Таким образом, теперь мы видим, что за первой травмой находилась другая, более глубоко спрятанная сцена, действующая в качестве психотравмы, и сохранившая по себе символ памяти в виде запаха сигарного дыма. Но откуда же исходит такое сильное воздействие («дальнобойность») этой сцены? Я спрашиваю пациентку: «какая же сцена произошла раньше, та, в которой фигурирует запах сигарного дыма, или другая, с запахом сгоревшего мучного блюда?» – «Последняя сцена произошла раньше почти на целых два месяца». – «Мне непонятно, почему у Вас закололо сердце, когда отец своеобразным способом защищал детей? Это ведь никак не относилось к Вам?» – «Да просто не совсем хорошо было так грубо наезжать на пожилого мужчину, который был добрым другом, да к тому же еще и гостем. Во всяком случае, это можно было сделать в более спокойном тоне». – «Так Вас всего лишь неприятно поразило грубое поведение Вашего господина? Возможно, Вам стало стыдно из-за его поведения, а может быть, Вы даже подумали, если он из-за такой чепухи позволяет себе столь большую грубость в отношениях с пожилым другом и гостем, как же тогда он будет поступать со мной, если я окажусь на месте его жены?» – «Нет, так далеко мои мысли не заходили». – «Так что же, Вас поразила именно грубость?» – «Конечно, хотя он никому не позволяет целовать своих детей». – «Сейчас я опять нажму рукой на Ваш лоб, и под ее давлением у Вас всплывет воспоминание о еще более отдаленной по времени сцене, которая как раз и является наиболее травмирующей; именно она наделила эпизод с главным бухгалтером таким большим травмирующим значением».

Оказалось, что еще за несколько месяцев до сцен с запахами, одна знакомая дама, прощаясь, поцеловала обеих девочек в губы. Отец, находившийся тут же рядом, сумел-таки сдержаться и ничего не сказал, но по уходу дамы разразился гневными высказываниями по адресу несчастной воспитательницы. Он втолковывал ей, что именно она ответственна за то, чтобы никто не целовал его детей в губы, отныне ее обязанностью становится недопущение и близко чего-либо подобного, а если она сама будет попустительствовать этому, то будет считаться, что она не справляется со своими прямыми обязанностями. Если хотя бы раз подобное произойдет, то он тотчас передаст воспитание своих детей в другие руки. Это было время, когда пациентка считала, что любит господина директора, она все еще надеялась, что услышит что-то, напоминающее их первый дружеский разговор. Но эта сценка уничтожила все ее надежды. Про себя пациентка подумала: если из-за таких безвинных пустяков, причем таких, к которым я никак непричастна, он так грубо отыгрывается на мне, высказывая неприятные угрозы, тогда, конечно же, я ошибалась, что у него были ко мне теплые чувства. Тогда бы они не позволили ему оскорблять меня. Очевидно, что именно эту мучительную сцену пациентка пережила еще один раз, когда бухгалтер вознамерился поцеловать детей и был грубо одернут их отцом.

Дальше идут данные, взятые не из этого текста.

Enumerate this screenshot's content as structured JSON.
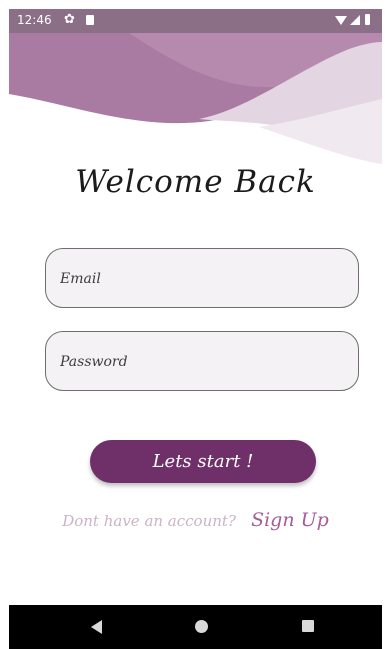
{
  "status_bar": {
    "time": "12:46",
    "icons": [
      "gear-icon",
      "sd-card-icon",
      "wifi-icon",
      "signal-icon",
      "battery-icon"
    ]
  },
  "login": {
    "title": "Welcome Back",
    "email_placeholder": "Email",
    "email_value": "",
    "password_placeholder": "Password",
    "password_value": "",
    "start_button_label": "Lets start !",
    "signup_prompt": "Dont have an account?",
    "signup_link_label": "Sign Up"
  },
  "nav_bar": {
    "icons": [
      "back-icon",
      "home-icon",
      "recents-icon"
    ]
  },
  "colors": {
    "accent": "#6f2f68",
    "signup_link": "#a55c99",
    "signup_prompt": "#cdb2c8",
    "status_bar": "#8a6f86",
    "field_background": "#f4f2f4"
  }
}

Когда спустя два дня после этого последнего психического анализа мисс Люси опять посетила меня, я спросил у нее, что хорошего за это время произошло с ней.

Теперь она выглядела совершенно по-другому, смеялась и высоко держала голову. На мгновенье я даже подумал, что, по-видимому, ошибочно оценил их отношения, что из гувернантки детей, она превратилась в невесту директора. Но мои предположения оказались ошибочными: «нет-нет, ничего нового не произошло. Просто Вы меня еще плохо знаете, так как видели меня только в болезненном состоянии и плохом настроении. А обычно я всегда вот такая веселая. Когда я вчера утром проснулась, то не ощутила никакой прежней тяжести, и два дня чувствую себя превосходно». – «А что Вы думаете о перспективах Вашего нахождения в доме директора?» – «Мне стало совершенно ясно, что ничего хорошего меня здесь не ожидает, но я не собираюсь горевать из-за этого». – «А удастся ли Вам теперь найти общий язык с прислугой?» – «Да я думаю, что все прежние конфликты были связаны с моей повышенной обидчивостью». – «Вы все еще любите господина директора?» – «Конечно, я продолжаю его любить, но теперь это уже ничего не значит. Ведь никто же не запретит мне думать и мечтать о том, чего я сама хочу».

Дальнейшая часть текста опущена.